One thing that I [Morey] have noted going back to the classic literature is how clear Neyman seemed about all this. Neyman was under no illusions about what the theory could or could not support. It was later authors who tacked on all kinds of extra interpretations to CIs. I think he would be appalled at how CIs are used.
From their abstract:
The width of confidence intervals is thought to index the precision of an estimate; the parameter values contained within a CI are thought to be more plausible than those outside the interval; and the confidence coefficient of the interval (typically 95%) is thought to index the plausibility that the true parameter is included in the interval. We show in a number of examples that CIs do not necessarily have any of these properties, and generally lead to incoherent inferences. For this reason, we recommend against the use of the method of CIs for inference.

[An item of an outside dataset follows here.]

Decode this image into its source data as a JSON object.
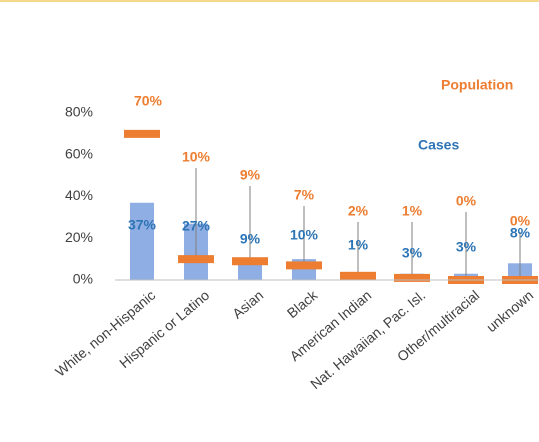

I agree, and I too have been pushing against the idea that confidence intervals resolve the well-known problems with null hypothesis significance testing. I also had some specific thoughts:
For another take on the precision fallacy (the idea that the width of a confidence interval is a measure of the precision of an estimate), see my post, “Why it doesn’t make sense in general to form confidence intervals by inverting hypothesis tests.” See in particular the graph which illustrates the problem very clearly, I think:
Regarding the general issue that confidence intervals are no inferential panacea, see my recent article, “P values and statistical practice,” in which I discuss the problem of taking a confidence interval from a flat prior and using it to make inferences and decisions.
My current favorite (hypothetical) example is an epidemiology study of some small effect where the point estimate of the odds ratio is 3.0 with a 95% conf interval of [1.1, 8.2]. As a 95% conf interval, this is fine (assuming the underlying assumptions regarding sampling, causal identification, etc. are valid). But if you slap on a flat prior you get a Bayes 95% posterior interval of [1.1, 8.2] which will not in general make sense, because real-world odds ratios are much more likely to be near 1.1 than to be near 8.2. In a practical sense, the uniform prior is causing big problems by introducing the possibility of these high values that are not realistic. And taking a confidence interval and treating it as a posterior interval gives problems too. Hence the generic advice to look at confidence intervals rather than p-values does not solve the problem.
I think the Morey et al. paper is important in putting all these various ideas together and making it clear what are the unstated assumptions of interval estimation.